The report, entitled Staying Power: The Future of Manufacturing in Massachusetts, reviews the history of manufacturing in the state, from before World War II through recent decades of decline and renewal. In addition, surveys of more than 700 businesses were completed and separate interviews with more than 100 business leaders in the sector were undertaken by the research team, headed by Barry Bluestone, Dean of the School of Social Science, Urban Affairs and Public Policy and Director of CURP, and Don Walsh, a Senior Research Associate at CURP. Lauren Nicoll and Chase Billingham also contributed to the writing of the report.
The report was commissioned by the state’s 2006 Economic Stimulus bill. Partners in the publication included he Manufacturing Extension Partnership, the Massachusetts Alliance for Economic Development and the Commonwealth of Massachusetts, in addition to the Boston Foundation.

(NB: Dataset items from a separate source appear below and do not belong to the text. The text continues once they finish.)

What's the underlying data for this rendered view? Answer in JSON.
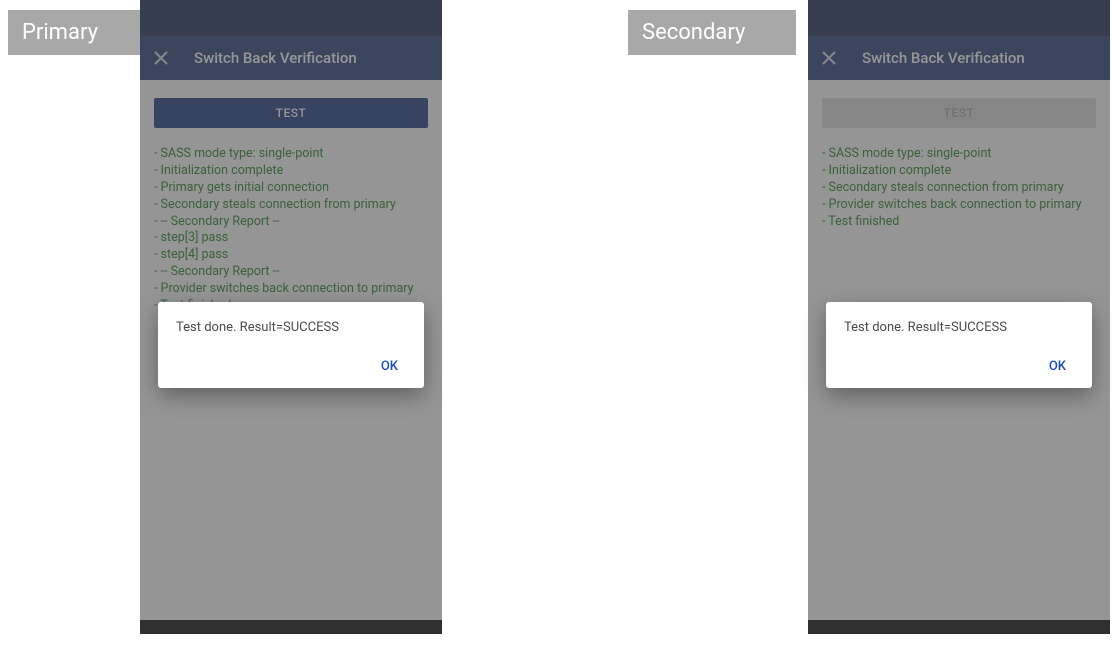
{
  "labels": {
    "primary": "Primary",
    "secondary": "Secondary"
  },
  "primary": {
    "title": "Switch Back Verification",
    "testButton": "TEST",
    "testButtonEnabled": true,
    "log": [
      "- SASS mode type: single-point",
      "- Initialization complete",
      "- Primary gets initial connection",
      "- Secondary steals connection from primary",
      "- -- Secondary Report --",
      "- step[3] pass",
      "- step[4] pass",
      "- -- Secondary Report --",
      "- Provider switches back connection to primary",
      "- Test finished"
    ],
    "dialog": {
      "message": "Test done. Result=SUCCESS",
      "ok": "OK"
    }
  },
  "secondary": {
    "title": "Switch Back Verification",
    "testButton": "TEST",
    "testButtonEnabled": false,
    "log": [
      "- SASS mode type: single-point",
      "- Initialization complete",
      "- Secondary steals connection from primary",
      "- Provider switches back connection to primary",
      "- Test finished"
    ],
    "dialog": {
      "message": "Test done. Result=SUCCESS",
      "ok": "OK"
    }
  }
}
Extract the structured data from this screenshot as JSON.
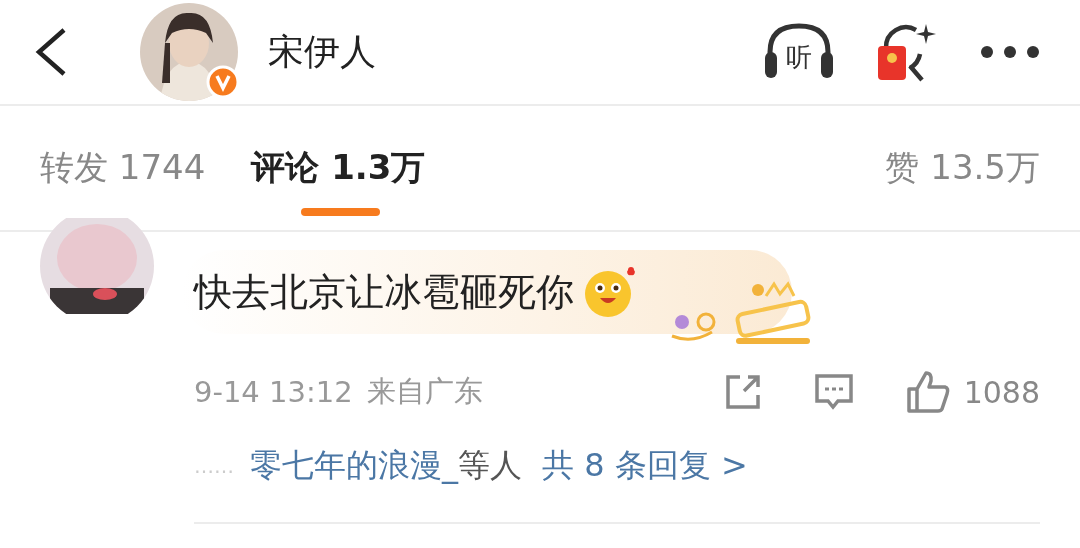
{
  "header": {
    "name": "宋伊人",
    "verified": true,
    "listen_label": "听"
  },
  "tabs": [
    {
      "label": "转发",
      "count": "1744",
      "selected": false
    },
    {
      "label": "评论",
      "count": "1.3万",
      "selected": true
    },
    {
      "label": "赞",
      "count": "13.5万",
      "selected": false
    }
  ],
  "comment": {
    "text": "快去北京让冰雹砸死你",
    "time": "9-14 13:12",
    "location": "来自广东",
    "likes": "1088",
    "replies": {
      "dots": "……",
      "names": "零七年的浪漫_",
      "suffix": "等人",
      "total": "共 8 条回复 >"
    }
  }
}
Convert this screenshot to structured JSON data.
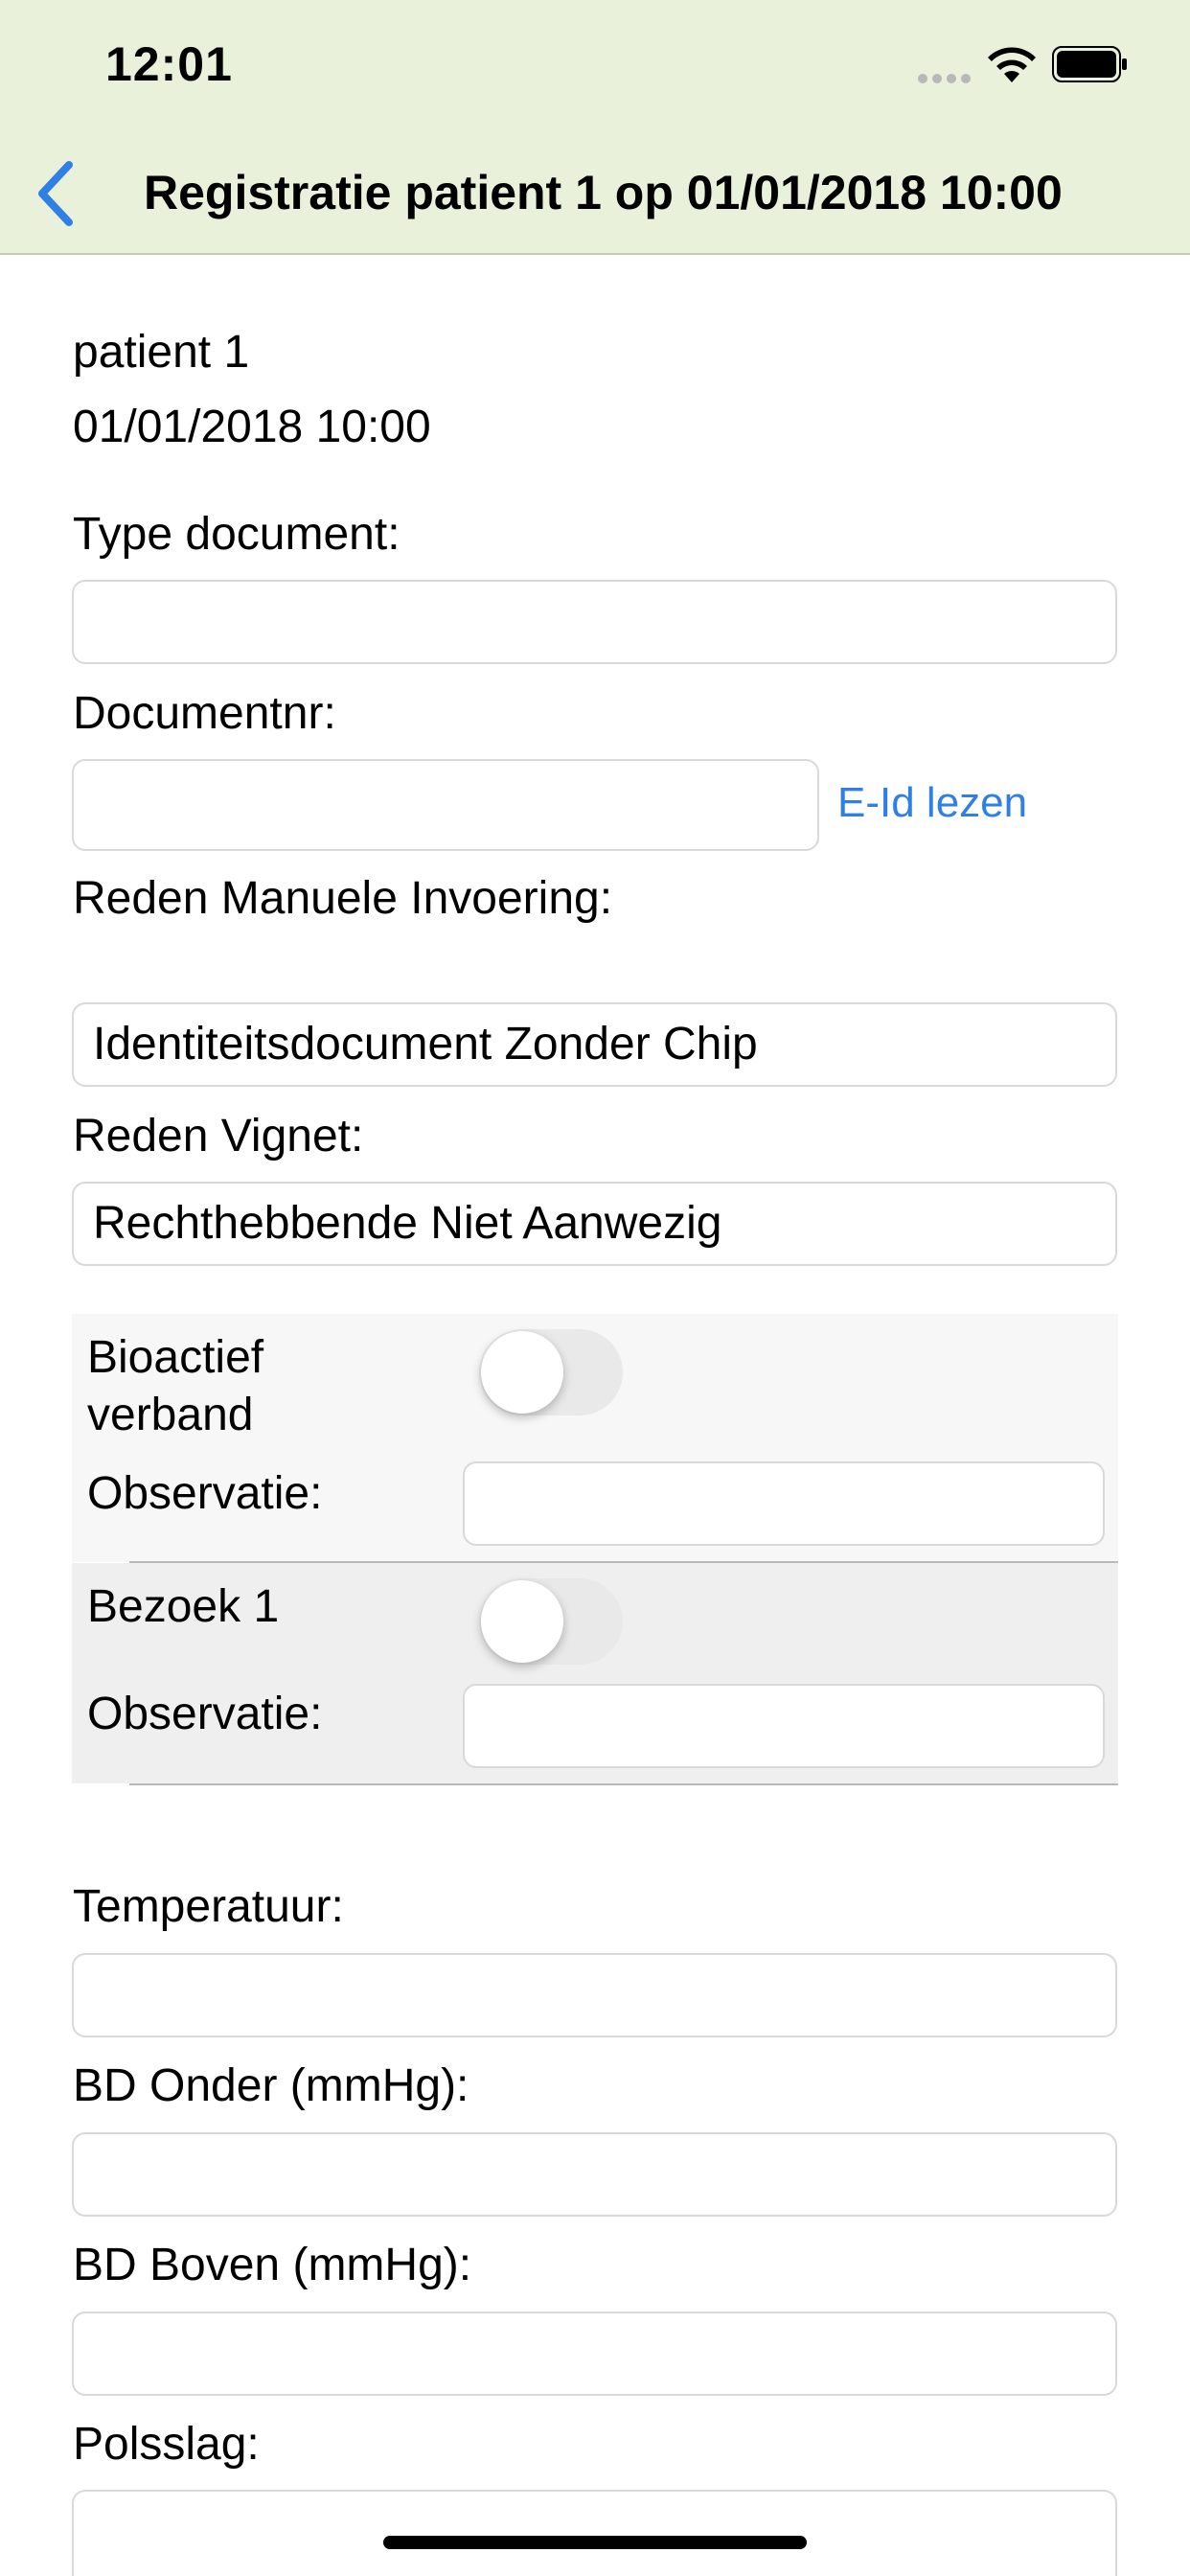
{
  "status_bar": {
    "time": "12:01"
  },
  "nav": {
    "title": "Registratie patient 1 op 01/01/2018 10:00"
  },
  "header": {
    "patient": "patient 1",
    "datetime": "01/01/2018  10:00"
  },
  "form": {
    "type_document": {
      "label": "Type document:",
      "value": ""
    },
    "documentnr": {
      "label": "Documentnr:",
      "value": "",
      "action": "E-Id lezen"
    },
    "reden_manuele": {
      "label": "Reden Manuele Invoering:",
      "value": "Identiteitsdocument Zonder Chip"
    },
    "reden_vignet": {
      "label": "Reden Vignet:",
      "value": "Rechthebbende Niet Aanwezig"
    },
    "items": [
      {
        "label": "Bioactief verband",
        "label_line1": "Bioactief",
        "label_line2": "verband",
        "toggle_on": false,
        "observatie_label": "Observatie:",
        "observatie_value": ""
      },
      {
        "label": "Bezoek 1",
        "toggle_on": false,
        "observatie_label": "Observatie:",
        "observatie_value": ""
      }
    ],
    "temperatuur": {
      "label": "Temperatuur:",
      "value": ""
    },
    "bd_onder": {
      "label": "BD Onder (mmHg):",
      "value": ""
    },
    "bd_boven": {
      "label": "BD Boven (mmHg):",
      "value": ""
    },
    "polsslag": {
      "label": "Polsslag:",
      "value": ""
    }
  },
  "colors": {
    "accent": "#2f7fe5",
    "bar_bg": "#e9f1da"
  },
  "icons": {
    "back": "chevron-left-icon",
    "wifi": "wifi-icon",
    "battery": "battery-icon",
    "signal": "signal-icon"
  }
}
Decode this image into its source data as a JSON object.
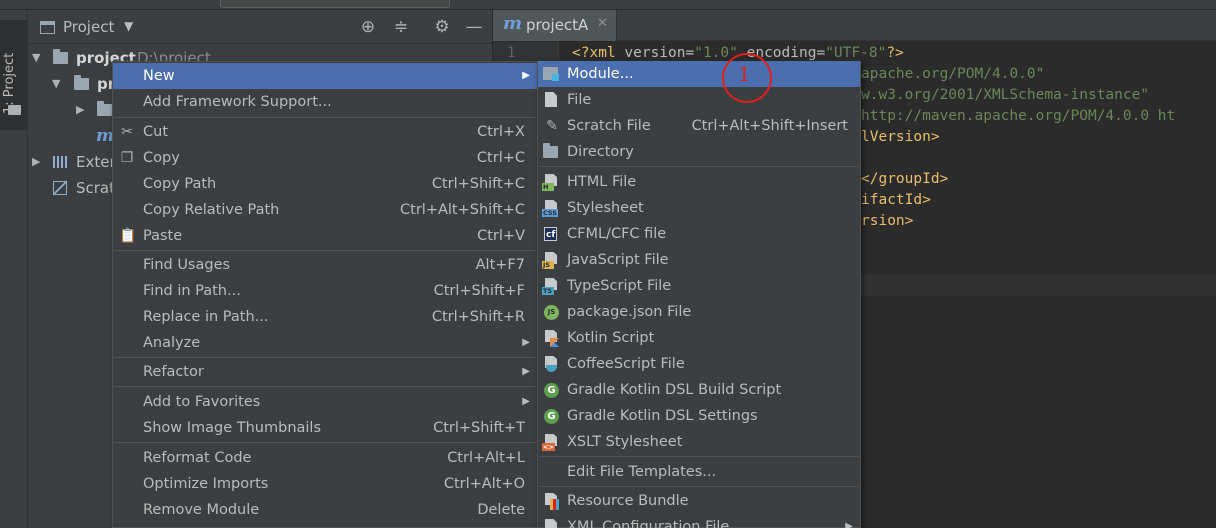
{
  "side_strip": {
    "tab_label": "1: Project"
  },
  "project_panel": {
    "title": "Project",
    "tools": [
      "target-icon",
      "collapse-icon",
      "gear-icon",
      "minimize-icon"
    ],
    "tree": [
      {
        "label": "project",
        "path": "D:\\project"
      },
      {
        "label": "pr"
      },
      {
        "label": ""
      },
      {
        "label": "m"
      },
      {
        "label": "Exter"
      },
      {
        "label": "Scrat"
      }
    ]
  },
  "editor": {
    "tab_name": "projectA",
    "line_number": "1",
    "lines": [
      {
        "a": "<?xml ",
        "b": "version=",
        "c": "\"1.0\"",
        "d": " encoding=",
        "e": "\"UTF-8\"",
        "f": "?>"
      },
      {
        "text": "apache.org/POM/4.0.0\""
      },
      {
        "text": "w.w3.org/2001/XMLSchema-instance\""
      },
      {
        "text": "http://maven.apache.org/POM/4.0.0 ht"
      },
      {
        "text": "lVersion>"
      },
      {
        "text": "</groupId>"
      },
      {
        "text": "ifactId>"
      },
      {
        "text": "rsion>"
      }
    ]
  },
  "context_menu": {
    "items": [
      {
        "label": "New",
        "shortcut": "",
        "submenu": true
      },
      {
        "label": "Add Framework Support...",
        "shortcut": ""
      },
      {
        "label": "Cut",
        "shortcut": "Ctrl+X",
        "icon": "scissors-icon"
      },
      {
        "label": "Copy",
        "shortcut": "Ctrl+C",
        "icon": "copy-icon"
      },
      {
        "label": "Copy Path",
        "shortcut": "Ctrl+Shift+C"
      },
      {
        "label": "Copy Relative Path",
        "shortcut": "Ctrl+Alt+Shift+C"
      },
      {
        "label": "Paste",
        "shortcut": "Ctrl+V",
        "icon": "clipboard-icon"
      },
      {
        "label": "Find Usages",
        "shortcut": "Alt+F7"
      },
      {
        "label": "Find in Path...",
        "shortcut": "Ctrl+Shift+F"
      },
      {
        "label": "Replace in Path...",
        "shortcut": "Ctrl+Shift+R"
      },
      {
        "label": "Analyze",
        "shortcut": "",
        "submenu": true
      },
      {
        "label": "Refactor",
        "shortcut": "",
        "submenu": true
      },
      {
        "label": "Add to Favorites",
        "shortcut": "",
        "submenu": true
      },
      {
        "label": "Show Image Thumbnails",
        "shortcut": "Ctrl+Shift+T"
      },
      {
        "label": "Reformat Code",
        "shortcut": "Ctrl+Alt+L"
      },
      {
        "label": "Optimize Imports",
        "shortcut": "Ctrl+Alt+O"
      },
      {
        "label": "Remove Module",
        "shortcut": "Delete"
      }
    ]
  },
  "new_submenu": {
    "items": [
      {
        "label": "Module...",
        "shortcut": ""
      },
      {
        "label": "File",
        "shortcut": ""
      },
      {
        "label": "Scratch File",
        "shortcut": "Ctrl+Alt+Shift+Insert"
      },
      {
        "label": "Directory",
        "shortcut": ""
      },
      {
        "label": "HTML File",
        "badge": "H"
      },
      {
        "label": "Stylesheet",
        "badge": "CSS"
      },
      {
        "label": "CFML/CFC file",
        "badge": "cf"
      },
      {
        "label": "JavaScript File",
        "badge": "JS"
      },
      {
        "label": "TypeScript File",
        "badge": "TS"
      },
      {
        "label": "package.json File",
        "badge": "JS"
      },
      {
        "label": "Kotlin Script"
      },
      {
        "label": "CoffeeScript File"
      },
      {
        "label": "Gradle Kotlin DSL Build Script",
        "badge": "G"
      },
      {
        "label": "Gradle Kotlin DSL Settings",
        "badge": "G"
      },
      {
        "label": "XSLT Stylesheet",
        "badge": "<>"
      },
      {
        "label": "Edit File Templates..."
      },
      {
        "label": "Resource Bundle"
      },
      {
        "label": "XML Configuration File",
        "submenu": true
      }
    ]
  },
  "annotation": {
    "number": "1",
    "color": "#e0201a"
  },
  "colors": {
    "selection": "#4b6eaf",
    "menu_bg": "#3c3f41",
    "editor_bg": "#2b2b2b"
  }
}
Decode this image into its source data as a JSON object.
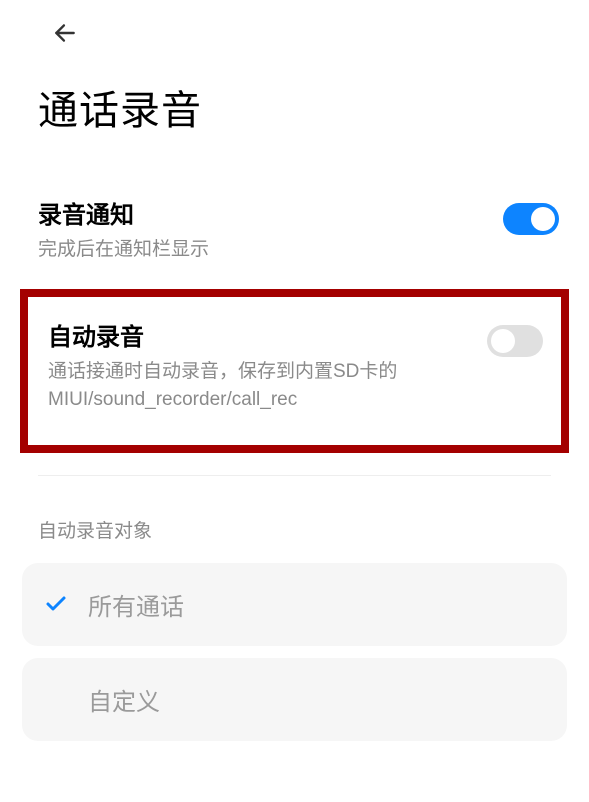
{
  "header": {
    "title": "通话录音"
  },
  "settings": {
    "notification": {
      "title": "录音通知",
      "subtitle": "完成后在通知栏显示",
      "enabled": true
    },
    "auto_record": {
      "title": "自动录音",
      "subtitle": "通话接通时自动录音，保存到内置SD卡的MIUI/sound_recorder/call_rec",
      "enabled": false
    }
  },
  "section": {
    "label": "自动录音对象",
    "options": {
      "all_calls": {
        "label": "所有通话",
        "selected": true
      },
      "custom": {
        "label": "自定义",
        "selected": false
      }
    }
  }
}
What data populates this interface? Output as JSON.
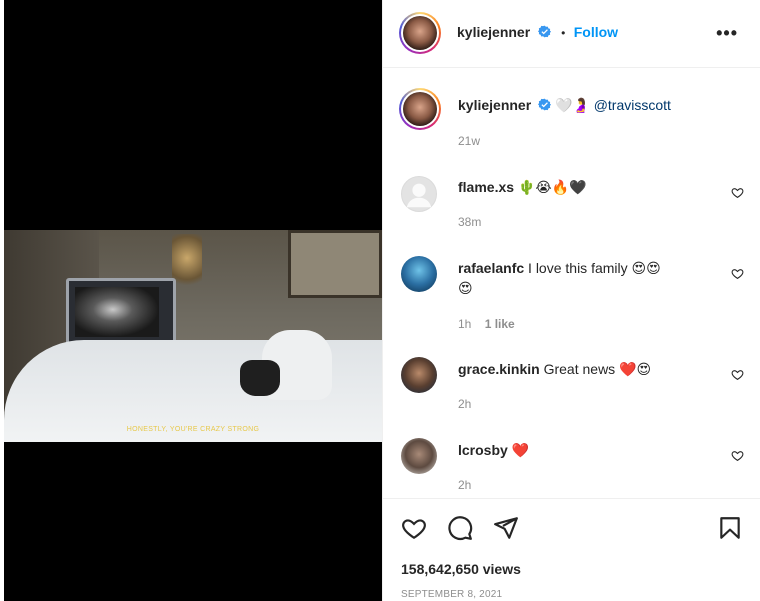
{
  "post": {
    "author": "kyliejenner",
    "follow_label": "Follow",
    "dot": "•",
    "more": "•••",
    "video_caption": "HONESTLY, YOU'RE CRAZY STRONG"
  },
  "caption": {
    "author": "kyliejenner",
    "text": "🤍🤰",
    "mention": "@travisscott",
    "time": "21w"
  },
  "comments": [
    {
      "user": "flame.xs",
      "text": "🌵😭🔥🖤",
      "time": "38m",
      "likes": ""
    },
    {
      "user": "rafaelanfc",
      "text": "I love this family 😍😍",
      "text2": "😍",
      "time": "1h",
      "likes": "1 like"
    },
    {
      "user": "grace.kinkin",
      "text": "Great news ❤️😍",
      "time": "2h",
      "likes": ""
    },
    {
      "user": "lcrosby",
      "text": "❤️",
      "time": "2h",
      "likes": ""
    }
  ],
  "stats": {
    "views": "158,642,650 views",
    "date": "SEPTEMBER 8, 2021"
  },
  "colors": {
    "accent": "#0095f6",
    "verified": "#3897f0",
    "mention": "#00376b",
    "secondary_text": "#8e8e8e"
  },
  "icons": [
    "verified-icon",
    "more-icon",
    "heart-icon",
    "comment-icon",
    "share-icon",
    "bookmark-icon"
  ]
}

“The United States used to be a country where ordinary people could expect to improve their economic condition as they moved through life. For millions of us, this is no longer the case. Many Americans today have a lower standard of living as adults than they had in their parents’ homes as children. . . . This book is about restoring the upward mobility of U.S. workers. Specifically, it addresses the workforce-development strategy of creating not just jobs, but career ladders.”
A discussion of leading revitalization strategies in the context of both city and suburban settings, offering case studies of program development and implementation. The text incorporates social justice and sustainability into how we think about and practice economic development. It discusses how revitalization strategies are implemented in both cities and suburbs, particularly inner-ring suburbs that are experiencing decline previously associated only with inner-city neighborhoods.